Nei Paesi arabi più arretrati economicamente: Marocco, Algeria meridionale e Libia, l’unica forma di reazione delle masse contro lo sfruttamento economico e la prospettiva di diventare inevitabilmente carne da macello per i conflitti imperialisti, è rappresentata dalla rivolta delle tribù contro lo Stato. La rivolta delle tribù contro l’oppressore, il cui esempio tipico è stata la rivolta di Abd-el-Krim.
Naturalmente esistono partiti comunisti in Medio Oriente, almeno in Egitto, Palestina, Siria e Nordafrica francese. Ma sono tutti eccessivamente deboli numericamente e soggetti alla più spietata repressione da parte delle "democratiche" Francia e Gran Bretagna. La loro storia interna è rappresentata dalla tendenza all’"arabizzazione" richiesta da Mosca, che in parole povere significa integrazione nel movimento nazionalista. Naturalmente non mancano i trotzkisti, e sappiamo cosa significa.

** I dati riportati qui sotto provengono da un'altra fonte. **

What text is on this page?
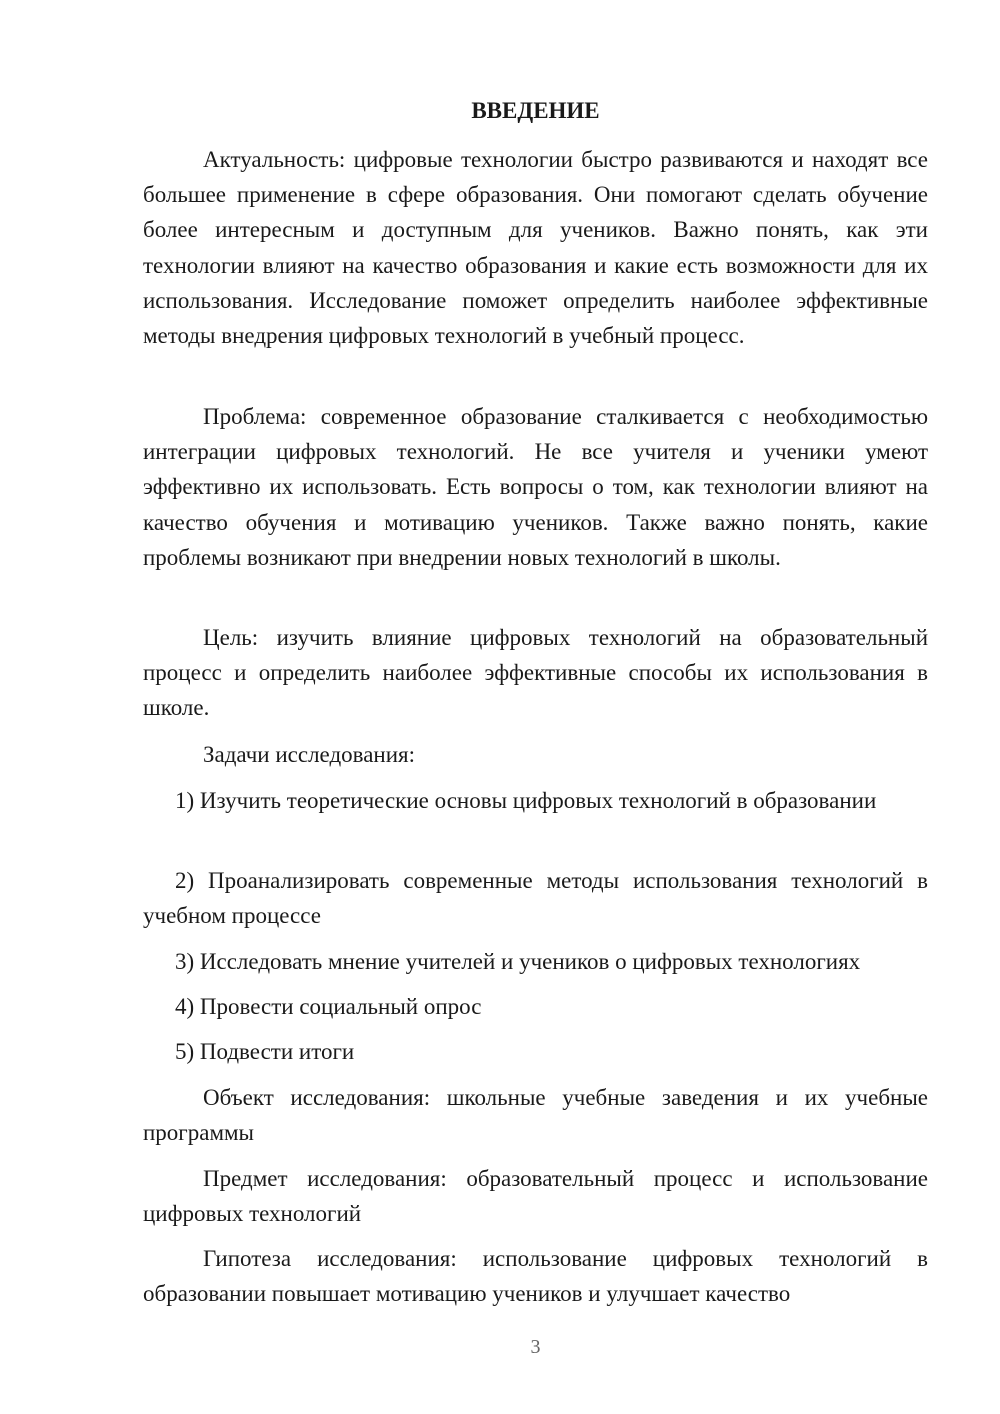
ВВЕДЕНИЕ

Актуальность: цифровые технологии быстро развиваются и находят все большее применение в сфере образования. Они помогают сделать обучение более интересным и доступным для учеников. Важно понять, как эти технологии влияют на качество образования и какие есть возможности для их использования. Исследование поможет определить наиболее эффективные методы внедрения цифровых технологий в учебный процесс.

Проблема: современное образование сталкивается с необходимостью интеграции цифровых технологий. Не все учителя и ученики умеют эффективно их использовать. Есть вопросы о том, как технологии влияют на качество обучения и мотивацию учеников. Также важно понять, какие проблемы возникают при внедрении новых технологий в школы.

Цель: изучить влияние цифровых технологий на образовательный процесс и определить наиболее эффективные способы их использования в школе.

Задачи исследования:

1) Изучить теоретические основы цифровых технологий в образовании

2) Проанализировать современные методы использования технологий в учебном процессе

3) Исследовать мнение учителей и учеников о цифровых технологиях

4) Провести социальный опрос

5) Подвести итоги

Объект исследования: школьные учебные заведения и их учебные программы

Предмет исследования: образовательный процесс и использование цифровых технологий

Гипотеза исследования: использование цифровых технологий в образовании повышает мотивацию учеников и улучшает качество

3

[NB: Le seguenti valutazioni finali non saranno confermate dai successivi studi del partito]
Nel valutare tutti i problemi nazionali, ci si scontra con le posizioni incomplete e lacunose che la Terza Internazionale, nel suo periodo rivoluzionario, ha stabilito per i Paesi coloniali. Tutte queste posizioni incomplete ed errate, che prevedono una lotta comune tra gli sfruttati e i movimenti nazionalisti borghesi, finiscono con i massacri e con l’incanalare l’effervescenza delle masse dietro il nazionalismo borghese, cioè dietro l’imperialismo, con il quale si troverà sempre un compromesso.
Per gli altri Paesi, i centristi sostengono che «i comunisti devono opporre al nazional-riformismo controrivoluzionario e capitolatorio il fronte rivoluzionario panarabo e antimperialista delle masse operaie e della piccola borghesia delle città, un fronte che si basa sullo sviluppo dei movimenti operai».
Questo si legge nelle tesi sui compiti dei comunisti nel movimento arabo. Come si applichi questa tattica del fronte rivoluzionario lo imparano a loro spese le masse cinesi che, sotto la bandiera dei boia del Kuomintang (e spinte dai centristi mentre Trotsky suona la stessa musica), devono realizzare la Terza Rivoluzione partecipando alla guerra imperialista.